After weeks of tide-ripped, inlet hopping down the Georgia and Florida coasts, and before we got tainted by the extreme wealth of West Palm Beach, not to mention its politics, finally the wind turned from easterly with its on-the-nose windward bashing to a more favourable direction, giving up-yer-chuff sailing and a quick scoot across the Gulf of America Stream to West End in the Bahamas.
Now, in our travels we've "cruised"the Bahamas three times and in case of doubt, that's cruising, in Time Bandit, gotta-press-on style. On two of these visits we were intentionally just passing through rather than cruising, "yellow flagging" it's known as, a.k.a. hiding out from customs and immigration.

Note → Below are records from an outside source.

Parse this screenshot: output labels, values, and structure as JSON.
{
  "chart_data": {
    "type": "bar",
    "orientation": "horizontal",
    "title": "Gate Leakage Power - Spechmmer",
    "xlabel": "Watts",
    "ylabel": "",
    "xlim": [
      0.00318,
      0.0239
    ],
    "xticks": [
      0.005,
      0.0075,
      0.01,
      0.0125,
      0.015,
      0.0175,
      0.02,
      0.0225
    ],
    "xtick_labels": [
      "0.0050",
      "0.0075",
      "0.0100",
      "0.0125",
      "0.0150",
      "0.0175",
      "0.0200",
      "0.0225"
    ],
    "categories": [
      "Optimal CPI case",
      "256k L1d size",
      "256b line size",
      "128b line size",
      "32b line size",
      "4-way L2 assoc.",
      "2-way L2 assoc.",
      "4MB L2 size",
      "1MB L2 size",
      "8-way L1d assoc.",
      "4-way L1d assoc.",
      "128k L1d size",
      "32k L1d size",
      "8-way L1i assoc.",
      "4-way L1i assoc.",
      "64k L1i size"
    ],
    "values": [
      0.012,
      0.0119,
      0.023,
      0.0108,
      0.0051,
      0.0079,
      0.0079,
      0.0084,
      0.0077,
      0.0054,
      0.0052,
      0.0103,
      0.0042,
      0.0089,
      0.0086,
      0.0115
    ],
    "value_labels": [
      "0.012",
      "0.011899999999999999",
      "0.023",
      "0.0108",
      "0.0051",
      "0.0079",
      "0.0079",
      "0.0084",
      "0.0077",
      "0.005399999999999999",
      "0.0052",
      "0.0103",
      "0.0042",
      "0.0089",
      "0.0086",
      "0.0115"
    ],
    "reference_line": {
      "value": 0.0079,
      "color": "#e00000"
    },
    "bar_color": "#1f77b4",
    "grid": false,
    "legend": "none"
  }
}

In 2012, we spent all of two weeks dashing through the five hundred mile long chain of around seven hundred islands, seeing only a handful and, at that, getting just a passing glimpse. The islands sit on a limestone shelf that is the platform for the Turks and Caicos and Bahamian archipelagos, an area eleven times the size of Belgium but with fewer shops. None of this expanse of sea is more than a few metres deep and much of that is in the one to two metres range. "Shallow draft and VPR rules apply". Initially I thought VPR was something to do with how visible your underwear was but in fact it is Visual Pilotage Rules where one is required to stand on deck or halfway up the mast looking for shallow bits and rogue coral heads. For miles there are coral-head-infested areas waiting to spoil the day of the unwary by snapping off a dagger board or biting a big chunk out your keel.
Having been brought up sailing in the deep, inky black waters of the West Coast of Scotland, and despite a good few miles in tropical, shallow, light blue, reef infested waters, thrashing around here, at speed, with dagger boards just one third down, (and we can still outpoint the Condomarans) we're nervous, feeling vulnerable in the event of a newly relocated sandbank or, worse, an uncharted coral head, it doesn't make for relaxed cruising.
Unless you're in a charter boat that is.